Addirittura pare sia impossibile che lo stesso soggetto venga fotosegnalato per più di una volta senza che il poliziotto subisca delle conseguenze, in quanto potrebbe essere accusato di abuso d’ufficio. E quando “il soggetto irregolare verrà munito di un bell’ordine del questore a lasciare il territorio nazionale entro tot giorni, perché noi chiediamo a questi soggetti di andarsene da soli, ma perché dovrebbero, ovviamente non ci sono conseguenze“. E’ più che comprensibile quindi quanto i poliziotti si sentano frustrati.

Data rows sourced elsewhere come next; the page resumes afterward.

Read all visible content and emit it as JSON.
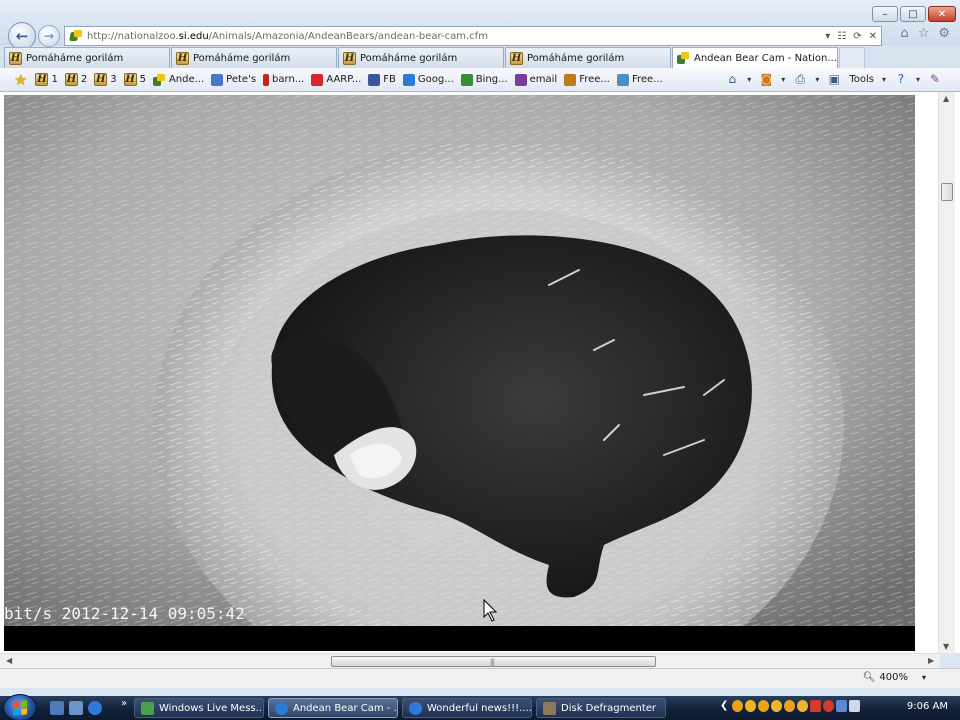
{
  "window": {
    "minimize_glyph": "–",
    "maximize_glyph": "□",
    "close_glyph": "✕"
  },
  "nav": {
    "back_glyph": "←",
    "forward_glyph": "→"
  },
  "address": {
    "url_prefix": "http://nationalzoo.",
    "url_domain": "si.edu",
    "url_path": "/Animals/Amazonia/AndeanBears/andean-bear-cam.cfm",
    "dropdown_glyph": "▾",
    "compat_glyph": "☷",
    "refresh_glyph": "⟳",
    "stop_glyph": "✕"
  },
  "chrome_right": {
    "home_glyph": "⌂",
    "favorites_glyph": "☆",
    "tools_glyph": "⚙"
  },
  "tabs": [
    {
      "label": "Pomáháme gorilám"
    },
    {
      "label": "Pomáháme gorilám"
    },
    {
      "label": "Pomáháme gorilám"
    },
    {
      "label": "Pomáháme gorilám"
    },
    {
      "label": "Andean Bear Cam - Nation...",
      "close": "✕"
    }
  ],
  "favorites_bar": {
    "items": [
      {
        "label": "1",
        "icon": "h-icon"
      },
      {
        "label": "2",
        "icon": "h-icon"
      },
      {
        "label": "3",
        "icon": "h-icon"
      },
      {
        "label": "5",
        "icon": "h-icon"
      },
      {
        "label": "Ande...",
        "icon": "zoo-icon"
      },
      {
        "label": "Pete's",
        "icon": "bookmark-icon",
        "color": "#4a78c8"
      },
      {
        "label": "barn...",
        "icon": "barnes-icon",
        "color": "#c9231b"
      },
      {
        "label": "AARP...",
        "icon": "aarp-icon",
        "color": "#d8282b"
      },
      {
        "label": "FB",
        "icon": "facebook-icon",
        "color": "#3b5998"
      },
      {
        "label": "Goog...",
        "icon": "google-icon",
        "color": "#2f7ad6"
      },
      {
        "label": "Bing...",
        "icon": "bing-icon",
        "color": "#3c8a3c"
      },
      {
        "label": "email",
        "icon": "email-icon",
        "color": "#7a3d9c"
      },
      {
        "label": "Free...",
        "icon": "free-icon",
        "color": "#c07a1c"
      },
      {
        "label": "Free...",
        "icon": "free-icon-2",
        "color": "#4f8fbe"
      }
    ]
  },
  "command_bar": {
    "tools_label": "Tools"
  },
  "video": {
    "timestamp": "bit/s 2012-12-14 09:05:42"
  },
  "status": {
    "zoom": "400%"
  },
  "taskbar": {
    "tasks": [
      {
        "label": "Windows Live Mess...",
        "color": "#4aa04a"
      },
      {
        "label": "Andean Bear Cam - ...",
        "color": "#2f7ad6"
      },
      {
        "label": "Wonderful news!!!.... ...",
        "color": "#2f7ad6"
      },
      {
        "label": "Disk Defragmenter",
        "color": "#8a7a5a"
      }
    ],
    "clock": "9:06 AM",
    "overflow_glyph": "»",
    "tray_chevron": "❮"
  }
}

Perché la polizia non riesce a risolvere questi problemi? Sono sicuro che la risposta l’avete già trovata. Abbiamo accolto chiunque senza alcuna ragione valida e legale e ora ne paghiamo le conseguenze, tutti in strada a guadagnarsi da mangiare rubando, borseggiando, rapinando, alcuni a soddisfare i propri bisogni sessuali contro il consenso di ignari cittadini“. è l’amara conclusione di Griesi.